# el lavoro interino



## sebastianolacuenca

Yo cambiaba continuamente empleo, estaba extenuante y desvalorizante , porque no tenia los mismos  derechos de los trabajadores del lugar en que trabajaba.y ademas podian dejarme de el emplo cuando quiereban 


muchas gracias


----------



## IlPetaloCremisi

sebastianolacuenca said:


> Yo cambiaba continuamente empleo, estaba extenuante y desvalorizante , porque no tenia los mismos  derechos de los trabajadores del lugar en que trabajaba.y ademàs podìan dejarme del empleo cuando querian
> 
> 
> muchas gracias


----------



## sebastianolacuenca

eres la mejor !


----------



## IlPetaloCremisi

haha de nada! Espero te sea de ayuda! Que tengas suerte en tu examen!


----------



## yaya.mx

sebastianolacuenca said:


> Yo cambiaba continuamente empleo, estaba exhausto/cansado/harto? y desmoralizado? , porque no tenía los mismos  derechos de los trabajadores del lugar en el que trabajaba.y además podían dejarme (me suena raro, tal vez correrme o despedirme)  del empleo cuando quisieran.
> 
> 
> muchas gracias


----------



## IlPetaloCremisi

Querian y quisieran son equivalentes, no es cierto yaya?

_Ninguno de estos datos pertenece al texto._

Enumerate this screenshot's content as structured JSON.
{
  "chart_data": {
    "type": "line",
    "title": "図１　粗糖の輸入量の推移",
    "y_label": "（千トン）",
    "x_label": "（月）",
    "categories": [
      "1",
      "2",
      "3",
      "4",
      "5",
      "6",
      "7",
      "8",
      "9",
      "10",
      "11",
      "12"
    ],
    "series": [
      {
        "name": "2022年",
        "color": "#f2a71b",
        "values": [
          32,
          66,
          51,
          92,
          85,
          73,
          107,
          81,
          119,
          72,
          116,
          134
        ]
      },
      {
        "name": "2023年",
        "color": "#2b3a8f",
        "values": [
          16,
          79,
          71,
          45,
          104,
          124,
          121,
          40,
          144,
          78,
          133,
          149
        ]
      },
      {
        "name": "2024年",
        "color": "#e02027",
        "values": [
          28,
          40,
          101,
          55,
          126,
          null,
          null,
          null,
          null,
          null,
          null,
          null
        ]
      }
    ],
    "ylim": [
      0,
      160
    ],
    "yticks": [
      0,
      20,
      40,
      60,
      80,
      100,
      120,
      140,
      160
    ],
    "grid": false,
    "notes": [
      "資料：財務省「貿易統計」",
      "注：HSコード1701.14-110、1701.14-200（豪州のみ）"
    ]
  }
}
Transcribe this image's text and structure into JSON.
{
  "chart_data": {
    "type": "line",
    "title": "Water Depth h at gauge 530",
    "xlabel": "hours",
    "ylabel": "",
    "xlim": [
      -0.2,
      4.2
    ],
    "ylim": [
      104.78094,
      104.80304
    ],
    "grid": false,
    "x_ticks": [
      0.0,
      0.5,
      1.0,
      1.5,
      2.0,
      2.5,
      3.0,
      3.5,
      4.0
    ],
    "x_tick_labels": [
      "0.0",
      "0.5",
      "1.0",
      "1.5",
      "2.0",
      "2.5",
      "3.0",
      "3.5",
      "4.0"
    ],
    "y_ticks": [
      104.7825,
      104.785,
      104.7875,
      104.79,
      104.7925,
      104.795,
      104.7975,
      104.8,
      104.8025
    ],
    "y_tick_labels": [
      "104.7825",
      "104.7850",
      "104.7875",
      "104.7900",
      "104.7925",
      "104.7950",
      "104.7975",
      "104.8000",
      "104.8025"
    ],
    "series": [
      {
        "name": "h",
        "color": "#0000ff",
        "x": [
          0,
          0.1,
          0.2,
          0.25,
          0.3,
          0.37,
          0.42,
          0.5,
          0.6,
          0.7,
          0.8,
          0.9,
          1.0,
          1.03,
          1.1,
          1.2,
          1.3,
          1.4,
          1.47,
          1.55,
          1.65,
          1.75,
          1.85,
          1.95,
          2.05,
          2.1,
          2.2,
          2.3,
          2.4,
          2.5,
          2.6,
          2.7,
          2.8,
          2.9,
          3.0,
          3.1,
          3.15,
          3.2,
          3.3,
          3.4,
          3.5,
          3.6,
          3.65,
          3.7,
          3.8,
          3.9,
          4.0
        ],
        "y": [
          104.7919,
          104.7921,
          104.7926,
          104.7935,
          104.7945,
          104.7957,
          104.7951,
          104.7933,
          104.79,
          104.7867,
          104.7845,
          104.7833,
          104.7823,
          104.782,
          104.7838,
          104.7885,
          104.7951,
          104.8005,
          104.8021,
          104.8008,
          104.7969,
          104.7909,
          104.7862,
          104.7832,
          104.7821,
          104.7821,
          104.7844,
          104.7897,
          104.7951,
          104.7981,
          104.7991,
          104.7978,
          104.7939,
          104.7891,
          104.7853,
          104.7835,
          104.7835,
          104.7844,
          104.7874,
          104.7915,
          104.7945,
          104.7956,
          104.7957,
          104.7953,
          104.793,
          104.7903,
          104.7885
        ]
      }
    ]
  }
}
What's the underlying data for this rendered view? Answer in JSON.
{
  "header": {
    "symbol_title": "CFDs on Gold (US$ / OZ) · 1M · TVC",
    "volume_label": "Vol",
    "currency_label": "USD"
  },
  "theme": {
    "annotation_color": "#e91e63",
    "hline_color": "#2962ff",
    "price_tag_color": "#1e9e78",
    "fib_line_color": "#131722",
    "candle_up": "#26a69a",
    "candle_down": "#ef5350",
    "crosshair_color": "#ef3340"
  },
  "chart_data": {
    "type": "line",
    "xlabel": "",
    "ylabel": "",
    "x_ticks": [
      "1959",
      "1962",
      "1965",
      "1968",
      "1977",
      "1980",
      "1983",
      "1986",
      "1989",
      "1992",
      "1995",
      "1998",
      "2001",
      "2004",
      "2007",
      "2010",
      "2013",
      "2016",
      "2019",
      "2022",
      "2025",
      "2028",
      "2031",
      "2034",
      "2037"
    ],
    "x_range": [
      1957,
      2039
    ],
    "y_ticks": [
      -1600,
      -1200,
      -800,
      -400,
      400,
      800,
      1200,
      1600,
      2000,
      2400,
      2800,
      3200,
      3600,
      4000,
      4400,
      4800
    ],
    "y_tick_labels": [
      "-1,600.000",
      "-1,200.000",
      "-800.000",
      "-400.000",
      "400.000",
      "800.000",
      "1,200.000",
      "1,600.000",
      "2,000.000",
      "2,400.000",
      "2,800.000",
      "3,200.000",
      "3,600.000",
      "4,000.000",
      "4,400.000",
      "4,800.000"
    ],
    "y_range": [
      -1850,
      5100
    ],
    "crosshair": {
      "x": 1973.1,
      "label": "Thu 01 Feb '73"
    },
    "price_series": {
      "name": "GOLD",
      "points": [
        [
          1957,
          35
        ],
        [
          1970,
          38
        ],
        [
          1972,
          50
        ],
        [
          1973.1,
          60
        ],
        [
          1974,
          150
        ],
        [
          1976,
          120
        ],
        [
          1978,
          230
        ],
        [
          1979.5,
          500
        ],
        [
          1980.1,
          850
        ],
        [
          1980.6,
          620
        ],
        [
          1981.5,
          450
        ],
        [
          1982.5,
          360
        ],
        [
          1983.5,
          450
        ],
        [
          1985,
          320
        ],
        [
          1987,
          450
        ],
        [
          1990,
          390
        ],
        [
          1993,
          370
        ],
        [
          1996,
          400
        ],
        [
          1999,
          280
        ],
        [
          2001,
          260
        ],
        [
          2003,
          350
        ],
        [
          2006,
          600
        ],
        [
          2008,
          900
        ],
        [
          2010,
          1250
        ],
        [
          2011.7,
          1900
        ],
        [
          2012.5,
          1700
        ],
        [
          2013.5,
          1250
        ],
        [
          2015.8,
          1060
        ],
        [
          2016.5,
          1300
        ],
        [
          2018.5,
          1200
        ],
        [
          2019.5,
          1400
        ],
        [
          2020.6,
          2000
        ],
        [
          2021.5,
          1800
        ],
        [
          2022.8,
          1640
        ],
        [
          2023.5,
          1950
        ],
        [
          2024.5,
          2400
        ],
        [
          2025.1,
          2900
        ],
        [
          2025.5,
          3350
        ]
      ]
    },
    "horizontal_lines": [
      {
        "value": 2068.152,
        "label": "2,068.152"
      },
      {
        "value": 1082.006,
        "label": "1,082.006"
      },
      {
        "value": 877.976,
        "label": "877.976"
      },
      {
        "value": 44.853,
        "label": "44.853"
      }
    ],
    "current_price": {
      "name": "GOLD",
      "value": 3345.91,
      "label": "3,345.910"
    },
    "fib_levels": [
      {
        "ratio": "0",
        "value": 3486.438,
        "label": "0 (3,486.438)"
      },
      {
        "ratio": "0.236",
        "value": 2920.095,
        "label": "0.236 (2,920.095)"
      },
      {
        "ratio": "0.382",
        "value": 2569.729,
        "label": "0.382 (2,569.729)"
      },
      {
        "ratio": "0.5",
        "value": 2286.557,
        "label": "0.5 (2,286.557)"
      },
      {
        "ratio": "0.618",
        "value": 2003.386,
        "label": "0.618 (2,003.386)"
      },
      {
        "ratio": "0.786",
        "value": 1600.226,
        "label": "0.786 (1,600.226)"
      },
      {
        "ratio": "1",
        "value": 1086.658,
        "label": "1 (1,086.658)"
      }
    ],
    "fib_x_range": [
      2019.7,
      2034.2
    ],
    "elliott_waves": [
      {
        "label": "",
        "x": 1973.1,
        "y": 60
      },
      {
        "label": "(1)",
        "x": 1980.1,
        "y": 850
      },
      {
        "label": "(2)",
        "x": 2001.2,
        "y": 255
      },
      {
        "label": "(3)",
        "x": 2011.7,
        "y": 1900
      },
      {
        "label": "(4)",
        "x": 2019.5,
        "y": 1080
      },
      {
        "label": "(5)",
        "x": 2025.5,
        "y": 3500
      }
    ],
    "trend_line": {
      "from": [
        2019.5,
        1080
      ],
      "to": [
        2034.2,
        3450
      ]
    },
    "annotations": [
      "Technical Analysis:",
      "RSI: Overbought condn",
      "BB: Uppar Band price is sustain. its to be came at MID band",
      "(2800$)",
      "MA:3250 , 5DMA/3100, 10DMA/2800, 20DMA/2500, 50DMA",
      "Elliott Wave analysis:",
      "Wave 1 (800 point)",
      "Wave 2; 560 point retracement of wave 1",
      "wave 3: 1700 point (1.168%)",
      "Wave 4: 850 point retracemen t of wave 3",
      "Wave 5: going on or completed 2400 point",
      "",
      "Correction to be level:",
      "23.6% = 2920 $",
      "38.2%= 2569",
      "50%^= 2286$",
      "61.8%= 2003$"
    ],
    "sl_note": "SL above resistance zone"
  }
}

ps. pienso que sebastiano quisiera decir algo como "la situaciòn era extenuante/ agotadora y desvalorizante"


----------



## yaya.mx

Ah!!.. No había entendido lo de dejarme ok.. Ya entendí, creo que si estaba bien como dijo IPC, sorry!


----------



## xeneize

Se pueden decir los dos, me parece. También dirías: podían despedirme cuando _hubieran querido_.
"Dejarme del empleo" no me suena..._echarme_, _despedirme_, _cesantearme_ (Argentina)...


----------



## yaya.mx

Es que siendo interino a lo mejor un día lo llaman y al otro no y al siguiente sí..
Por eso como que despedirme o correrme pues no quedan.


----------



## xeneize

Ahhh...cierto
Igual, yo no pondría _dejarme_, sino _apartarme_, por ejemplo, entonces...
chau


----------



## yaya.mx

O tal vez cambiar la frase entera, tipo _me llamaban cuando querían_ o _sólo cuando me necesitaban _o algo así..


----------



## xeneize

Sí seguro, eso sí


----------



## sebastianolacuenca

pero asì tu cambias el concepto  que yo quiero subrayar!


----------



## xeneize

¿Como sería que cambio el concepto??...
Entonces quizás no te explicaste bien.
¿vos que querés decir? ¿no querés decir que de vez en cuando te apartaban del empleo por ser interino?..
Eso es lo que se entiende.
Y entonces queda bien alejar o apartar, según yo...O bien una perífrasis, como puso Yaya.
Otra cosa que no se entiende es lo de "extenuante".
¿Sos vos que estás extenuado, o es lo de cambiar trabajo que extenúa?...
Si es lo primero, tenés que poner "estaba extenuado y me sentía desvalorizado".
Si es lo segundo, pondrías "ERA extenuante y desvalorizante".


----------



## sebastianolacuenca

NO ha cambiado todo el concepto sine el concepto sobre que yo quiero poner la atention

lo que quiero decir es que el mi contracto podria ser no rinovado manana y ellos podrian despedirme cundo querian.


----------



## xeneize

Claro, entonces no ha cambiado nada, lo que decís queda re claro en los ejemplos que te sugerimos, volvelo a mirar, volvete a leer todo, está muy bien explicado.
No me contestaste a mi pregunta, igual...


----------



## sebastianolacuenca

estoy hacendo pratica escribiendo aqui...gracias a todos
(lo he leeido ya...gracias)


----------



## yaya.mx

_Me llamaban para que fuera a trabajar sólo cuando me necesitaban_? 
Te gusta más?
A ver si entendí bien, trabajo interino es cuando te llaman sólo cuando necesitan de ti. Trabajo temporáneo es cuando te contratan por algún tiempo, tipo 2 meses, pero por ese tiempo trabajas todos los días, no?
Igual y es el concepto el que no me queda claro.


----------



## xeneize

Ningún problema.
Metti "apartar" o "alejar", se il lavoro è ad interim, perchè "despedir" o "echar" vengono meglio se si tratta di un licenziamento definitivo.
Eso...


----------



## xeneize

No lo envuelvas aún más, yaya )
Pa mi, _interino_ y _temporario_ son casi sinónimos, ambos son temporarios, pero el interino es cuando suplís la ausencia de otro.
Un profesor es más bien _interino_...
Un trabajo veraniego es más bien _temporario_....¿o no?
Igual, para ambos "despedir" no pega mucho.
Mejor "apartar", ¿no?
Chau


----------



## CarolMamkny

ummm... ahora me toca a mi meter la cucharada:

Yo usaría el verbo "Despedir" solo por que una vez más me parece el más "neutral"... Eso de "echar" suena a que te despidieron de una mala manera.


----------